Jennifer 8
Un métrage, une image : Hors d’atteinte (1998)
L’éclectique et anecdotique Steven
Soderbergh se refit ainsi une santé critique, grâce à ce sentimental polar
transposé d’Elmore Leonard. Disons-le d’emblée : son Miami entre amis à
lui lasse assez vite, ne possède pas une seule seconde la maestria d’opéra d’un
De Palma (Scarface, 1983). Quant à l’étreinte enneigée, alternée, amusée,
à Detroit délocalisée, de Sisco & Foley, singeant une scène célèbre du Ne
vous retournez pas (1973) de Nic Roeg, autre monteur promu réalisateur,
elle montre idem ses limites, a fortiori fantasmatiques. Comme le
ridicule ne tue pas, pas même au cinéma, notre palmé cannois ne renoncera à
remaker de manière médiocre un certain Tarkovski (Solaris, 2002), à
commettre l’interminable et pseudo-didactique Traffic (2000), à côtoyer,
via un risible Équilibre, l’envoûtement
manuel de Wong Kar-wai et l’ennui poli selon Antonioni (Eros, 2004). Si l’on
risque, qui sait, de visionner un jour ou en soirée le Girlfriend Experience
(2009) d’une Sasha Grey relookée, rhabillée, on se doit pour l’instant de
surtout saluer la présence discrètement excellente de Jennifer Lopez, aussi appréciée,
presque en simultané, chez Llosa (Anaconda, 1997), Singh (The
Cell,
2000) ou Chelsom (Shall We Dance?, 2004), ensuite, encore
en femme flic, à la TV (Shades of Blue). Flanqué de Scott
Frank, le scénariste du Petit Homme (Foster, 1991), de Minority
Report (Spielberg, 2002), de Balade entre les tombes (Frank,
2004), de la virtuose Anne V. Coates, l’assembleuse de Lawrence d’Arabie (Lean,
1962), La Grande Menace (Gold, 1978, qu’elle co-produisit), Elephan
Man
(Lynch, 1980), Dans la ligne de mire (Petersen, 1993) et Cinquante
Nuances de Grey (Taylor-Wood, 2015), le cinéaste livre une version
allégée du quasi réussi L’Anglais
(1999). En écho de duo, il secoue la chronologie, il s’appuie sur une
performance (chorale) impeccable, ici davantage en partage, pour l’endeuillé,
impérial, Terence Stamp, dommage, mentions spéciales aux caméos à gogo de Nancy
Allen & Catherine Keener, de Michael Keaton & Samuel L. Jackson.
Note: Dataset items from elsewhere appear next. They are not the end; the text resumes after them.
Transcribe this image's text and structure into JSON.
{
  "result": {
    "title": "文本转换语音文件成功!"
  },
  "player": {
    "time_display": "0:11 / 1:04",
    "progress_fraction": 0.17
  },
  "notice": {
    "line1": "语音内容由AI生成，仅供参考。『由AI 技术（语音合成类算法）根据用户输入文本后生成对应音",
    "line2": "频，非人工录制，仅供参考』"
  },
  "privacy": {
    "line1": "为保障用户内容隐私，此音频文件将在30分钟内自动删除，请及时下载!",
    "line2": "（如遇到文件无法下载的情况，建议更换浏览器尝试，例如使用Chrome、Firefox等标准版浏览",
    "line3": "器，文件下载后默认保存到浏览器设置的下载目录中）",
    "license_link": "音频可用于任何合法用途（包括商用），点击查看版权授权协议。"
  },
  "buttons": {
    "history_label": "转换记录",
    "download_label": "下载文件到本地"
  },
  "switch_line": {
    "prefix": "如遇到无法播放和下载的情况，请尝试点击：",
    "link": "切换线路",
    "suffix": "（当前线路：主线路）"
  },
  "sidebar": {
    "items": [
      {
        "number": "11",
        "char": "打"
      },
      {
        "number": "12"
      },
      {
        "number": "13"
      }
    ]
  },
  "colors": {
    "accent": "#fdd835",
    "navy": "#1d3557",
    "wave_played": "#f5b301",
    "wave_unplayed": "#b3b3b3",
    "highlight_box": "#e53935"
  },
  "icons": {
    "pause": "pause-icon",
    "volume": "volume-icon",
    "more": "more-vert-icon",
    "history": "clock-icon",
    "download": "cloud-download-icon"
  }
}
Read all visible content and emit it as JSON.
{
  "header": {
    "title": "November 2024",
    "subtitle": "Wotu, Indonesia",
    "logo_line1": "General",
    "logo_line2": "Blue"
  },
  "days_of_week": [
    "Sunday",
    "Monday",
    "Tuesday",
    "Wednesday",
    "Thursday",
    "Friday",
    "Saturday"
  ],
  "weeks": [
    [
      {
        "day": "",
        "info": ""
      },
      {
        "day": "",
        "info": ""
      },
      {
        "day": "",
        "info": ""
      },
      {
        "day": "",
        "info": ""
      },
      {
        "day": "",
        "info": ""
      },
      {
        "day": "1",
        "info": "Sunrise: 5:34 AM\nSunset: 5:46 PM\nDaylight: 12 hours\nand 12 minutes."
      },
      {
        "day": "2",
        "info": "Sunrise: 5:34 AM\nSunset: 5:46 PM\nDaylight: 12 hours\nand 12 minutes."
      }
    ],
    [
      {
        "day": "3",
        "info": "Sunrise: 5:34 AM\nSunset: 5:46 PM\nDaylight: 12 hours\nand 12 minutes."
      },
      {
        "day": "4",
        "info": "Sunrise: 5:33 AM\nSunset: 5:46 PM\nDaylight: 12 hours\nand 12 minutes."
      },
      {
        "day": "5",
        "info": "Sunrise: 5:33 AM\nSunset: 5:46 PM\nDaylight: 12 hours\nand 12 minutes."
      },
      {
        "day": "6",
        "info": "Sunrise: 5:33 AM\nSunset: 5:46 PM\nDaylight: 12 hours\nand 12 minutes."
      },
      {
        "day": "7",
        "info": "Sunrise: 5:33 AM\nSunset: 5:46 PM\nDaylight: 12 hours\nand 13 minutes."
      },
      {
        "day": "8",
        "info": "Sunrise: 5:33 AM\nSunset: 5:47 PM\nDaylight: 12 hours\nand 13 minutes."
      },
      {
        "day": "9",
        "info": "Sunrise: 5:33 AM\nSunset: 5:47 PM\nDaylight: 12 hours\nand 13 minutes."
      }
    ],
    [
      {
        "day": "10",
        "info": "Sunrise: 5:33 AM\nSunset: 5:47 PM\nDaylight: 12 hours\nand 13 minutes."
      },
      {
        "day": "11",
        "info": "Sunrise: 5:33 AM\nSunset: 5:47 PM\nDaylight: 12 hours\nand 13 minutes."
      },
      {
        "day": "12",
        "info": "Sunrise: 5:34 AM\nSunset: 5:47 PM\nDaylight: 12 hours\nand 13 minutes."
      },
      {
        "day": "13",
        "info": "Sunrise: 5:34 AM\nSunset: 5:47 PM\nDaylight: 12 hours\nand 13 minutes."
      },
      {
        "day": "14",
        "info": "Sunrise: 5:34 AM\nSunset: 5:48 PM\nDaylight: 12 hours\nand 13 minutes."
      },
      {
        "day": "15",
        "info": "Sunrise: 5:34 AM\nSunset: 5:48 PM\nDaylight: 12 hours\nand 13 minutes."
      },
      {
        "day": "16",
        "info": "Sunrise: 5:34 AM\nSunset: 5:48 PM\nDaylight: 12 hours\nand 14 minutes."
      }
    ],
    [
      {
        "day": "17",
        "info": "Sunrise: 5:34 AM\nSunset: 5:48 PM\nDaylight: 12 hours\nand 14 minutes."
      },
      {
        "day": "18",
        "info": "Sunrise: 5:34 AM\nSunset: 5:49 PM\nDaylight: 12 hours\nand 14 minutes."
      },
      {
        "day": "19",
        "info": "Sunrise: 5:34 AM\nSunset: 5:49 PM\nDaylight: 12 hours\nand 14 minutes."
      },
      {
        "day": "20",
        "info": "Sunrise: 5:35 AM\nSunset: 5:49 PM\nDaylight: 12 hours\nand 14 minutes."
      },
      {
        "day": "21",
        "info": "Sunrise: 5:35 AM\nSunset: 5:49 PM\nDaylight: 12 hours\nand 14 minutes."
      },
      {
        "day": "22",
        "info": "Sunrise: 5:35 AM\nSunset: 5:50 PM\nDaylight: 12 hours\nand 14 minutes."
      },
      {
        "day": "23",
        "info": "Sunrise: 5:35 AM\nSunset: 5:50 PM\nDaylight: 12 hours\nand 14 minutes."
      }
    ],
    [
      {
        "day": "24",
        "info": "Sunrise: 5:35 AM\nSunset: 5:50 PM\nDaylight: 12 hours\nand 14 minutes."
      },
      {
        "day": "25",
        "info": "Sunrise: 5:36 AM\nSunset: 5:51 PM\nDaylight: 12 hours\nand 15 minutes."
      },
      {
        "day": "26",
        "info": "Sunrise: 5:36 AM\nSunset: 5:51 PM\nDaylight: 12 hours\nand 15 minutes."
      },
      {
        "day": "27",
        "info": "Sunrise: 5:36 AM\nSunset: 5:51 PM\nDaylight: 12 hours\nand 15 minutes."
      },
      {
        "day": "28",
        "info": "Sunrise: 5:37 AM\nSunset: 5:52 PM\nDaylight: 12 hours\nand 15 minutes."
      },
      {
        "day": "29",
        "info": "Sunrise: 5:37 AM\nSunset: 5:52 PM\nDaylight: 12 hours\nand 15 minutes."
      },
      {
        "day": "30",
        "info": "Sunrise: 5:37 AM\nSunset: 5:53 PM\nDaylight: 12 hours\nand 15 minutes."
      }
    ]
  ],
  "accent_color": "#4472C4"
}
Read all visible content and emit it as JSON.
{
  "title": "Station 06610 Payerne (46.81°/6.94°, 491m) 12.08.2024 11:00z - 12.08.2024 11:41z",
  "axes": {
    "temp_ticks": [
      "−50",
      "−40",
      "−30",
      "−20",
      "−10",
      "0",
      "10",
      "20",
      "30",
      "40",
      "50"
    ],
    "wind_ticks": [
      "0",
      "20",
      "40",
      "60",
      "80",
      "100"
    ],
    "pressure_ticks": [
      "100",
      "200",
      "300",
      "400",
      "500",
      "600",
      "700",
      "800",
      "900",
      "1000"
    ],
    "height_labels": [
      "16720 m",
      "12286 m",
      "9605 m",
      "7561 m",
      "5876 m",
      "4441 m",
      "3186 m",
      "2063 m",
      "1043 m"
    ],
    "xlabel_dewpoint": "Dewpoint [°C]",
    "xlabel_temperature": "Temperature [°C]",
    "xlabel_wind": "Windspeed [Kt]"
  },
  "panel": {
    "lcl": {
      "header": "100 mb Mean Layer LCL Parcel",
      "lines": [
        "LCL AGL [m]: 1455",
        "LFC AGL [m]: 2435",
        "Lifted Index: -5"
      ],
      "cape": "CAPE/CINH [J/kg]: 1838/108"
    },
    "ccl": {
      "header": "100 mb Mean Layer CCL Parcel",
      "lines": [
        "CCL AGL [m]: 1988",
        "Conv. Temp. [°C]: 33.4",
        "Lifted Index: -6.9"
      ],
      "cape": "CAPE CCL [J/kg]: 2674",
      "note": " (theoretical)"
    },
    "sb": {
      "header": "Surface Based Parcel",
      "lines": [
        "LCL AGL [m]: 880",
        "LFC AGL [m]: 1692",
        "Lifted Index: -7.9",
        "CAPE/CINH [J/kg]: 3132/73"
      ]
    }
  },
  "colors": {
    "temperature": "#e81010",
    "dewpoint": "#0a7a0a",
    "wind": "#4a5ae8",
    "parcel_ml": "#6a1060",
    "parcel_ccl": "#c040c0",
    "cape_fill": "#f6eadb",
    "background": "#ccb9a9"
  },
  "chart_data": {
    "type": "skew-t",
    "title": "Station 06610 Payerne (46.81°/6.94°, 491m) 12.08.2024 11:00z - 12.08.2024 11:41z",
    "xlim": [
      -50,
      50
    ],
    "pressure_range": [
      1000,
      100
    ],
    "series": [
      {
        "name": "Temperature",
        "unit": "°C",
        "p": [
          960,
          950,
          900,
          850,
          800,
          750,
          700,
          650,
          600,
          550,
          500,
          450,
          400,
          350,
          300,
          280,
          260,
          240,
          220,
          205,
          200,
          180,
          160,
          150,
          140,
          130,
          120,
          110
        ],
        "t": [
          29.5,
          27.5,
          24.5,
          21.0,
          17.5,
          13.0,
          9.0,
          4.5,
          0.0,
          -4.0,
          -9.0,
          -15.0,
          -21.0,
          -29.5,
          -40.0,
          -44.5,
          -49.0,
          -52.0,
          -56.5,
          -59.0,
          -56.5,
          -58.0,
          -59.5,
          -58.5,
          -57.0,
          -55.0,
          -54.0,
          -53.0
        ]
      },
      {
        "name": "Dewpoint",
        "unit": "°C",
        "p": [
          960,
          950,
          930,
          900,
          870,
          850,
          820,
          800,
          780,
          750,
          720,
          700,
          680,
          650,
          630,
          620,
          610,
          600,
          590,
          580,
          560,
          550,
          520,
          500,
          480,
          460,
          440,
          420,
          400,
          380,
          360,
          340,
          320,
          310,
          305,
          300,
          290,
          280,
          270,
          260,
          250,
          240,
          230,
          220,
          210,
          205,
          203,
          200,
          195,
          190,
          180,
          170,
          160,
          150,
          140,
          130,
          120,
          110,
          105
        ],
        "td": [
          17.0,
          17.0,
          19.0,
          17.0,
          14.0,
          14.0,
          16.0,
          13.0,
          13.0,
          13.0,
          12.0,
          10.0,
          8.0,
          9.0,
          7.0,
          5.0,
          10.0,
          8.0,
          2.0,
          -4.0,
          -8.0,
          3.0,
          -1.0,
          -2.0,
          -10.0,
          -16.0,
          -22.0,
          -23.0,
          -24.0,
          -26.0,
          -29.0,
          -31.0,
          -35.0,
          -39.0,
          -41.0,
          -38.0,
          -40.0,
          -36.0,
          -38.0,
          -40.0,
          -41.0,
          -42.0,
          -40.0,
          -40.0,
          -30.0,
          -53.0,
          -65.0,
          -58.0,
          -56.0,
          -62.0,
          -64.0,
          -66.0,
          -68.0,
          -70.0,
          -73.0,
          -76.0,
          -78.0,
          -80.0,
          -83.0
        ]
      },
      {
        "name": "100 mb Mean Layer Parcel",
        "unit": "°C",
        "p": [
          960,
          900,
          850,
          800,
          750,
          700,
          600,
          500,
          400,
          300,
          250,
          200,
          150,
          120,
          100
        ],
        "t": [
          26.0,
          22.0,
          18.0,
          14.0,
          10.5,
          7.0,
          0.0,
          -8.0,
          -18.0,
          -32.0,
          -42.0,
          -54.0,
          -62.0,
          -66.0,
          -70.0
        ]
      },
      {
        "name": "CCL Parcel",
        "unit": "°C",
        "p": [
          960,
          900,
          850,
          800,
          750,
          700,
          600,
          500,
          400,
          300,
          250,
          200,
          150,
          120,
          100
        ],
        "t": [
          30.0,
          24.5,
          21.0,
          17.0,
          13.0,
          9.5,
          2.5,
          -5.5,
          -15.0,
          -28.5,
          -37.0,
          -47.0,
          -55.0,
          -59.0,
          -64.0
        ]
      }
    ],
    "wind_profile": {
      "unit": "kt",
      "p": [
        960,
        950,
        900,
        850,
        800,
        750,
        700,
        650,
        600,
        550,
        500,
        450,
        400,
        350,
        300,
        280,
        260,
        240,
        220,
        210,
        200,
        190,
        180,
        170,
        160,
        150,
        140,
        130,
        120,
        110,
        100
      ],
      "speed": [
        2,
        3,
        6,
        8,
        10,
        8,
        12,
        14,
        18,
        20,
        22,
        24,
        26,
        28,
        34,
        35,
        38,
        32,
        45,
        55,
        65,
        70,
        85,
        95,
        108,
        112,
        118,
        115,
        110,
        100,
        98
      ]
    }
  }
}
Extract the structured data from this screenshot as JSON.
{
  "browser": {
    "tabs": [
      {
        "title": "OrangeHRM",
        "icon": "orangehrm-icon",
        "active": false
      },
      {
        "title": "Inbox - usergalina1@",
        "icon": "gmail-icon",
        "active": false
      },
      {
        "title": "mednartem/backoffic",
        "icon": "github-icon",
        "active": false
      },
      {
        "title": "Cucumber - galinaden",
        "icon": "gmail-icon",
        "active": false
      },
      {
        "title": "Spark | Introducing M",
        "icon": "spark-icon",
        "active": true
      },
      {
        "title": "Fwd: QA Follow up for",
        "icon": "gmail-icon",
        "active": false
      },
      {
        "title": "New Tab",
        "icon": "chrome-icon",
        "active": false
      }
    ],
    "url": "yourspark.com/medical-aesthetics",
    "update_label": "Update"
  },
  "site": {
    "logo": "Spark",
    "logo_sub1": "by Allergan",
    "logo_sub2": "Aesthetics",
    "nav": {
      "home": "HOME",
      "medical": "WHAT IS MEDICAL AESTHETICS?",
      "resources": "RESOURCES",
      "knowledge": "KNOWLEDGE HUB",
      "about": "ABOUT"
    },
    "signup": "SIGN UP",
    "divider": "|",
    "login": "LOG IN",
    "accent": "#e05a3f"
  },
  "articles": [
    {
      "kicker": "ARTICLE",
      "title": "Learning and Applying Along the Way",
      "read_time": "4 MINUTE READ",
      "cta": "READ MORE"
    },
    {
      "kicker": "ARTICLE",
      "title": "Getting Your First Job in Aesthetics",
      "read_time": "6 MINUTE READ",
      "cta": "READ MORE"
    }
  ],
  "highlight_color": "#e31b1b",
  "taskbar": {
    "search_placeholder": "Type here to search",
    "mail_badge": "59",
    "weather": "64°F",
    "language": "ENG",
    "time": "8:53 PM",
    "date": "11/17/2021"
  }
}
Ni
Sonnenfeld (Get Shorty, 1995), ni Tarantino (Jackie Brown,
1997), Soderbergh s’escrime à s’essayer au ciné syncopé, d’afféteries arty ponctué, mais le métrage anonyme et
pusillanime manque de rythme, de mérite, carbure à l’inconsistance au-delà de
la distance, confond festivité et superficialité. Telle a priori la trilogie des Ocean’s (2001, 2004, 2007), tout ceci, très riquiqui,
méga démuni, certes en sourdine (saoule) divertit, cependant aussitôt s’oublie,
chorégraphie trop jolie, colorée, pasteurisée, de silhouettes suspectes,
simplettes, toujours bidimensionnelles, jamais individuelles, car le désincarné
Clooney, parfois capable d’être convaincant, sinon désarmant, cf. En
pleine tempête (Petersen, 2000) ou The American (Corbijn, 2010), se
contente en l’occurrence de n’incarner que… Clooney, séducteur au carré.